Operations at Norochcholai power plant will be halted until coal arrives

(LANKAPUVATH | COLOMBO) – A decision has been taken to suspend the operations of one of the generators at the Lakvijaya Coal Power Plant in Norochcholai from today in order to manage the available coal stock until a coal shipment arrives in the country.

The Ceylon Electricity Board (CEB) said that the coal stock will be managed until the next ship carrying the coal arrives in the island.

By deactivating one generator, the CEB expects to save 2,500 metric tons of daily. By disabling one generator, the national system will lose 300 MW of electricity capacity. It is to be purchased from private power plants.

An electricity capacity of 900 megawatts is produced daily from the three generators at the Norochcholai power plant. The amount of coal required for that is 7,500 metric tons.

A senior spokesman of Ceylon Electricity Board told Neth News that although a ship carrying coal is scheduled to arrive in Sri Lanka next week, the arrival of the ship will be delayed until around January 6th. Accordingly, in order to produce electricity from the Norochcholai plant until the arrival of the next coal ship, one of its generators has to be stopped.

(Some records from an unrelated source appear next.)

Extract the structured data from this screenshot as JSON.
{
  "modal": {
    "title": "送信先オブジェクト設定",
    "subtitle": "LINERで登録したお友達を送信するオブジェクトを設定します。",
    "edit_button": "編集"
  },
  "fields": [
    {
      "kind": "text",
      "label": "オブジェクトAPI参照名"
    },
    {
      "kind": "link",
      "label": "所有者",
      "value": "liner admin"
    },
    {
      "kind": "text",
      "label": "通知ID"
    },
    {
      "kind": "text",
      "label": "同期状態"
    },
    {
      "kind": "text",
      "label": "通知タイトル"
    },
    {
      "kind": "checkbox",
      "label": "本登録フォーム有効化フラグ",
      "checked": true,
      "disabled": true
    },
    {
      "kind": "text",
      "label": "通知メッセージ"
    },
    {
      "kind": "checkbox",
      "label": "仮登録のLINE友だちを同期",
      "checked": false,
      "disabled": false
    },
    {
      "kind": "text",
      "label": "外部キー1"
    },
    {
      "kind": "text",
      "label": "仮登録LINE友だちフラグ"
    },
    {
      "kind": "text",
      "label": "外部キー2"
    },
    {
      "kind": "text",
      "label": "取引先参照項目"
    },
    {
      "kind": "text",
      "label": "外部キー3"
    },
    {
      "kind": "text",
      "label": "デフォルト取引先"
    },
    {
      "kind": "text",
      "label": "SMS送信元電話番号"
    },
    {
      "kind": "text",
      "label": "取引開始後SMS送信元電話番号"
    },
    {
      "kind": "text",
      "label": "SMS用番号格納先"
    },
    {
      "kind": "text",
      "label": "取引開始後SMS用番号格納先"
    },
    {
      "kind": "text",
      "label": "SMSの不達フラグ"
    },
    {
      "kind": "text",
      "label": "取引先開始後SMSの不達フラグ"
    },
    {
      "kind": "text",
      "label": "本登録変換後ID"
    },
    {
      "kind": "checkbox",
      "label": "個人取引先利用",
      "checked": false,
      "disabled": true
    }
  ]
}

As a result, 300 megawatts of electricity capacity will be lost.

According to the official, in order to generate the lost quantity, the Yugadanavi oil plant should be operated at the full capacity of 300 MW. Also, the Kelanithissa Combined Cycle Power Plant should also be operational. Currently, a capacity of 165 megawatts is added to the main system from that plant. Only if this process takes place will it be possible to maintain the current power cut until the next coal ship arrives.

However, when generating electricity using coal, the cost per unit is between 60 and 62 rupees. But for a unit of electricity produced by the Yugadanavi oil plant, the cost per unit is 100 rupees.

Meanwhile, if electricity is generated using naphtha at the Kelanithissa combined cycle plant, the cost per unit is 43 rupees. However, in view of the current situation, if electricity is generated from that plant using diesel without naphtha, the cost per unit will be 88 rupees.